Yine Cumhurbaşkanı Erdoğan ve Başbakan Yıldırım çeşitli uluslararası medya kuruluşlarına röportajlar vererek tüm dünyaya darbe girişimini anlattılar. Ayrıca Amerika’nın Fethullah Gülen’i iade etmesini istediler. Bunun için kolilerce delil gönderildi. Dış İşleri Bakanı Mevlüt Çavuşoğlu; “Türkiye de yayılan Amerikan karşıtlığından kendilerinin de rahatsız olduklarını” ifade ederek, Gülen’in iade edilmesini istedi. ABD Dışişleri Bakanlığı, “Fetullah Gülen’in iadesiyle ilgili kendilerine çeşitli sayıda dosyanın ulaştığını ve ABD Adalet Bakanlığının bu belgelerin resmi iade isteği şartlarıyla örtüşüp örtüşmediğini anlamaya çalıştığını” bildirdi. Yani 25 gündür Amerika hala anlamaya çalıştığı açıklamasını yapıyor.
Son olarak İngiltere’nin yaklaşımı: Darbe girişiminin akabinde İngiliz Büyükelçi Richard Moore Hürriyet ile yaptığı röportajda; “Darbenin arkasında yabancı güçler olduğu çokça ifade ediliyor. İngiltere bu işin içinde mi? sorusuna: “Hayır, kesinlikle yokuz. Bu arada, ABD de yok. Bunlar çok saçma” şeklinde cevap veriyor. Moore; “AB Bakanımız Alan Duncan, darbe girişiminden sadece birkaç gün sonra 20-21 Temmuz’da Ankara’daydı. Niye gelmek istedi? Ben gelmesini tavsiye ettim? Çünkü sadece açıklamalarla kalmayıp sembolik bir eylem göstermenin çok önemli olduğunu düşünüyorduk” dedi. Amerika ve Avrupa’dan sorumlu Devlet Bakanı Allen Duncan ile “darbe sonrası gelişmeler ve Kıbrıs konusunu” ele aldığı belirtildi.

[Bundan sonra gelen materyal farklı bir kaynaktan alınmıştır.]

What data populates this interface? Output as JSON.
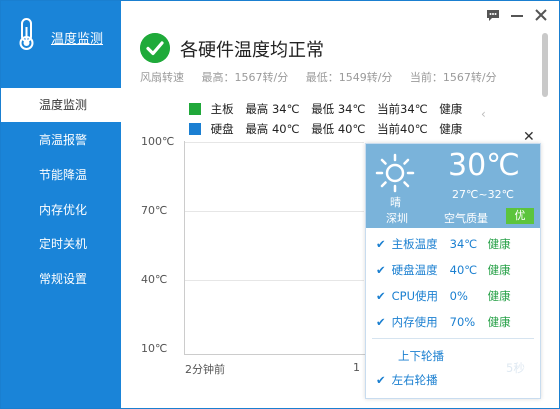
{
  "app": {
    "title": "温度监测"
  },
  "colors": {
    "sidebar": "#1a84d8",
    "ok_green": "#1faa3a",
    "board": "#20a83a",
    "disk": "#1b7fd2",
    "link_blue": "#1a7fd0"
  },
  "sidebar": {
    "items": [
      {
        "label": "温度监测",
        "active": true
      },
      {
        "label": "高温报警",
        "active": false
      },
      {
        "label": "节能降温",
        "active": false
      },
      {
        "label": "内存优化",
        "active": false
      },
      {
        "label": "定时关机",
        "active": false
      },
      {
        "label": "常规设置",
        "active": false
      }
    ]
  },
  "titlebar": {
    "icons": [
      "feedback-icon",
      "minimize-icon",
      "close-icon"
    ]
  },
  "status": {
    "title": "各硬件温度均正常",
    "icon": "check-circle-icon",
    "fan_label": "风扇转速",
    "fan_max": "最高：1567转/分",
    "fan_min": "最低：1549转/分",
    "fan_now": "当前：1567转/分"
  },
  "legend": [
    {
      "name": "主板",
      "max": "最高 34℃",
      "min": "最低 34℃",
      "now": "当前34℃",
      "state": "健康",
      "color": "#20a83a"
    },
    {
      "name": "硬盘",
      "max": "最高 40℃",
      "min": "最低 40℃",
      "now": "当前40℃",
      "state": "健康",
      "color": "#1b7fd2"
    }
  ],
  "chart_data": {
    "type": "line",
    "title": "",
    "y_ticks": [
      "100℃",
      "70℃",
      "40℃",
      "10℃"
    ],
    "x_ticks": [
      "2分钟前",
      "1"
    ],
    "ylim": [
      10,
      100
    ],
    "series": [
      {
        "name": "主板",
        "values": []
      },
      {
        "name": "硬盘",
        "values": []
      }
    ],
    "grid": true
  },
  "popup": {
    "weather": {
      "icon": "sun-icon",
      "condition": "晴",
      "city": "深圳",
      "temp": "30℃",
      "range": "27℃~32℃",
      "aqi_label": "空气质量",
      "aqi_value": "优"
    },
    "checks": [
      {
        "label": "主板温度",
        "value": "34℃",
        "state": "健康"
      },
      {
        "label": "硬盘温度",
        "value": "40℃",
        "state": "健康"
      },
      {
        "label": "CPU使用",
        "value": "0%",
        "state": "健康"
      },
      {
        "label": "内存使用",
        "value": "70%",
        "state": "健康"
      }
    ],
    "rotation": {
      "vertical": "上下轮播",
      "horizontal": "左右轮播",
      "peek": "5秒"
    }
  }
}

Hiç şüphesiz İngiltere sinsi politikalarıyla ünlü bir devlettir. İngiltere bir taraftan uzlaşmacı, ya da sizin yanınızda gözükürken, diğer taraftan ise olayları istedikleri yönde kışkırtan bir devlettir. Bu darbe girişimi sonrasında da en yüksek çıkar ile bundan faydalanmak isteyecektir.
239 kişinin öldüğü, 2196 kişinin yaralandığı bu kanlı darbe girişimi ise bir şeyi gösterdi:
Dünün darbecilerinin bugünkü torunları, Müslümanların boğazlarına bir kez daha ilmek atmaya çalıştı. Ancak bu sefer darbecilerinin ilmekleri ne öncekiler gibi sağlam, ne de Müslümanların bilinç düzeyi geçmişte olduğu gibi geri.
Fırtına geçtikten sonra da Müslümanları aldatanlar! bu gerçekle er geç karşılaşacaklar.